To ensure that a resolution with requires-python = ">=3.9" can actually be installed for all those python versions, uv requires that all dependency support at least that python version. We reject package versions that declare e.g. requires-python = ">=3.10" because we already know that a resolution with that version can't be installed on Python 3.9, while the user explicitly requested including 3.9. For simplicity and forward compatibility, we do however only consider lower bounds for requires-python. If a dependency declares requires-python = ">=3.8,<4", we don't want to propagate that <4 marker.

Wheel tags

While our resolution is universal with respect to requirement markers, this doesn't extend to wheel tags.

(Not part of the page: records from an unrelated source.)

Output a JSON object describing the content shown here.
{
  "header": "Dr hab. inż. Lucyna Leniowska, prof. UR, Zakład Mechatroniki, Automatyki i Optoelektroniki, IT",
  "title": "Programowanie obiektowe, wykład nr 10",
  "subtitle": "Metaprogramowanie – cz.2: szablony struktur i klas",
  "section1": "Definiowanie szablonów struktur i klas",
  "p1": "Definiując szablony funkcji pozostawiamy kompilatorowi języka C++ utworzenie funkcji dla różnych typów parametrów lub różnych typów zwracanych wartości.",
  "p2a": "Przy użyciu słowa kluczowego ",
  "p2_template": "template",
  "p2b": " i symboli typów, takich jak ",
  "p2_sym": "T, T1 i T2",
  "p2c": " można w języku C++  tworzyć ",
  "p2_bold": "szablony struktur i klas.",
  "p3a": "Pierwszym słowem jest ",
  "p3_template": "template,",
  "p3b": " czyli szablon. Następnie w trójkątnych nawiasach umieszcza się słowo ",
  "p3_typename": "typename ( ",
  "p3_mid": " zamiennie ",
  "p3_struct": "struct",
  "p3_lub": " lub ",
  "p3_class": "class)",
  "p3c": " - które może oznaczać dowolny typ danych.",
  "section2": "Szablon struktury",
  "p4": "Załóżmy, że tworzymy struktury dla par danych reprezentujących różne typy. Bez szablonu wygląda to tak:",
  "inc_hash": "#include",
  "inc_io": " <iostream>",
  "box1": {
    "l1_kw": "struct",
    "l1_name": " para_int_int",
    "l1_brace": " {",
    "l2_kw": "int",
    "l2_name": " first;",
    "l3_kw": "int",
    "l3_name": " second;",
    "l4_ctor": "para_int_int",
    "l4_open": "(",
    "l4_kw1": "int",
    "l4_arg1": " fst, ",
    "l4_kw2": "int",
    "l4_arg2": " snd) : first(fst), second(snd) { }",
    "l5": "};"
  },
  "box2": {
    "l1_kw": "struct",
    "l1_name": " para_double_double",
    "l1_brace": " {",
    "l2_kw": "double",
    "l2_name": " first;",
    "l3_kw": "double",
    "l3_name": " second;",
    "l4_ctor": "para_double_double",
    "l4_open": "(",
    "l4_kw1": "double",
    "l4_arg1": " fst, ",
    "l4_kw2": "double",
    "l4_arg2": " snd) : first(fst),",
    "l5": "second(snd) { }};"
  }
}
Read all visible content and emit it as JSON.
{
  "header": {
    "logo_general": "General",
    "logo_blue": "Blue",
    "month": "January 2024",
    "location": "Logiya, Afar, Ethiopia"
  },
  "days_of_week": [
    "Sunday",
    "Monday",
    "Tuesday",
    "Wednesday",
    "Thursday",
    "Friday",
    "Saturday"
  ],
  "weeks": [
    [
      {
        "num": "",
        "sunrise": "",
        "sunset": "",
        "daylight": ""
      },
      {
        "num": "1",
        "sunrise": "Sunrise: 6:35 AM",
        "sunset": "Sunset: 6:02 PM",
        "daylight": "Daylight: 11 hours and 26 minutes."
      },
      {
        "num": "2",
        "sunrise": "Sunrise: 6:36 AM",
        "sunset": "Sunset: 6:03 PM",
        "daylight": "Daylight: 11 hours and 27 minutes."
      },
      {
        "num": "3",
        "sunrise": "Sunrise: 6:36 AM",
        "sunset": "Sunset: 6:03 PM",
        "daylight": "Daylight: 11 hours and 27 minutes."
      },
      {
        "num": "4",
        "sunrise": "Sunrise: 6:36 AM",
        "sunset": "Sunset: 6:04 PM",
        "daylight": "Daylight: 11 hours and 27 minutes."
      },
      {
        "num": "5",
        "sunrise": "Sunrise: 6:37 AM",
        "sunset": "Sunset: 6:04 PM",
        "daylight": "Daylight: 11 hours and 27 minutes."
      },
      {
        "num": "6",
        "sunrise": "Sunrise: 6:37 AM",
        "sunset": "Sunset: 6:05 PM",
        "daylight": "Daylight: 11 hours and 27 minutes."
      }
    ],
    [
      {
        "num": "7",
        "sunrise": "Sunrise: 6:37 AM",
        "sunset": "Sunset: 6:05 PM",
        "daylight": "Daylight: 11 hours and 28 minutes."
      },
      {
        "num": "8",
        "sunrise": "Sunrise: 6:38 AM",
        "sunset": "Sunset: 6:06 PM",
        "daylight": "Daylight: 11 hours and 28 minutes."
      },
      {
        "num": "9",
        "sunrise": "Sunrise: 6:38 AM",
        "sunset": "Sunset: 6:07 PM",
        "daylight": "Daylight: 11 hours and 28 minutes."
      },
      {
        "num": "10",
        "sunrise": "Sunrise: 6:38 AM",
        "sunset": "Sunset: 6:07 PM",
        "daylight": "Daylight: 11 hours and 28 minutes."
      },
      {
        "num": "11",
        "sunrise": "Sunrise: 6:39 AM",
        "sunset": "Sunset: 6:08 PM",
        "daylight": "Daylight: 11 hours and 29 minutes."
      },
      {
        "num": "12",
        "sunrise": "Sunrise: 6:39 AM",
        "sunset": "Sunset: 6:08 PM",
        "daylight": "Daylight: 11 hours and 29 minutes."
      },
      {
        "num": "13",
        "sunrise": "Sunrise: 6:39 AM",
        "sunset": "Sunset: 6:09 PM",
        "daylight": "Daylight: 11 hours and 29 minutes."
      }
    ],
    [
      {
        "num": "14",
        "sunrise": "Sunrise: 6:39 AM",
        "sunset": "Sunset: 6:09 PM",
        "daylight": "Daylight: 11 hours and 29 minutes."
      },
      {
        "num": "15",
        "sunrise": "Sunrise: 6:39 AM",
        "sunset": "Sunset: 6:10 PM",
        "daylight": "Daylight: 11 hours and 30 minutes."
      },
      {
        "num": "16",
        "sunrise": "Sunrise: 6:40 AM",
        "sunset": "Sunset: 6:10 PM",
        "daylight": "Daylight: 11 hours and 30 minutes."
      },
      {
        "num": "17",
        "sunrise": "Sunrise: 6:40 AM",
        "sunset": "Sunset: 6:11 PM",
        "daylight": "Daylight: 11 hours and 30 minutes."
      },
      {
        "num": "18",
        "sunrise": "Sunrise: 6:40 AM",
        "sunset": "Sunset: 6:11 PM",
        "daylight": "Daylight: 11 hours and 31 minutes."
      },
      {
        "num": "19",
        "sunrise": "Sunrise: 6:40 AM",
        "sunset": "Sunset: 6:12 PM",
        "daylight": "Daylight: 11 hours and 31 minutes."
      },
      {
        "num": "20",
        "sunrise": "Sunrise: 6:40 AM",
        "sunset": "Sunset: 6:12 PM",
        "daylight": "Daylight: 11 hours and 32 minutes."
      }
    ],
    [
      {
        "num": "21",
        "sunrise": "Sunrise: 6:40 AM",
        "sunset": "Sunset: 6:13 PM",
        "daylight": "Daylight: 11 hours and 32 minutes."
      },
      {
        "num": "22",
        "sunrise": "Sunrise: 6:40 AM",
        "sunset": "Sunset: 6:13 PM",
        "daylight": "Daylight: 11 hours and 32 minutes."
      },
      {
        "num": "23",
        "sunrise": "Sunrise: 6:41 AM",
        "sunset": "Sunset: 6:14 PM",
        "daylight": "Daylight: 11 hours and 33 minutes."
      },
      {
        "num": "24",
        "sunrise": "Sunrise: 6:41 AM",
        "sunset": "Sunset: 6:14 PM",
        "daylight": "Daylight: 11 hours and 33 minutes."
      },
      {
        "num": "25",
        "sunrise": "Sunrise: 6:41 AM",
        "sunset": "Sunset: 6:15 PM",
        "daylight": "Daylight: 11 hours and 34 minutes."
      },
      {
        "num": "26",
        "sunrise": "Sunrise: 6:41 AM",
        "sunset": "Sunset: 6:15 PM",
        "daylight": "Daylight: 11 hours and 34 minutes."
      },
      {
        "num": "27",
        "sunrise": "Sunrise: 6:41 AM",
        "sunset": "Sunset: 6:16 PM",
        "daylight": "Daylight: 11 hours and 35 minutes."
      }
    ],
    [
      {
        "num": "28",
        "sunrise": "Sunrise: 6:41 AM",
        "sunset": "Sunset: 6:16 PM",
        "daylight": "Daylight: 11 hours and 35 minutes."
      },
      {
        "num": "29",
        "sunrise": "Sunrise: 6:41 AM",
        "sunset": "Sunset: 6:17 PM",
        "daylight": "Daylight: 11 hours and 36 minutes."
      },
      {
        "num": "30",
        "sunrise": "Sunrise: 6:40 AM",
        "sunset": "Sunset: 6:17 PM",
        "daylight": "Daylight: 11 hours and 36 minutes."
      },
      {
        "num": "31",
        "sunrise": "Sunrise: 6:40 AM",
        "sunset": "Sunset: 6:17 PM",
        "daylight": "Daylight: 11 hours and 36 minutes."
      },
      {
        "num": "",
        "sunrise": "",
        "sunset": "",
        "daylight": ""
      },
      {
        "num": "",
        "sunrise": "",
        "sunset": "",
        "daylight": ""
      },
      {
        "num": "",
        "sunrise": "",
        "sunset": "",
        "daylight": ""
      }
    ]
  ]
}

Wheel tags can encode Python version, Python interpreter, operating system and architecture, e.g. torch-2.4.0-cp312-cp312-manylinux2014_aarch64.whl is only compatible with CPython 3.12 on arm64 Linux with glibc >= 2.17 (the manylinux2014 policy), while tqdm-4.66.4-py3-none-any.whl works with all Python 3 versions and interpreters on any operating system and architecture. Most projects have a (universally compatible) source distribution we can fall back to when we try to install a package version and there is no compatible wheel, but some, such as torch, don't have a source distribution. In this case an installation on e.g. Python 3.13 or an uncommon operating system or architecture will fail with a message about a missing matching wheel.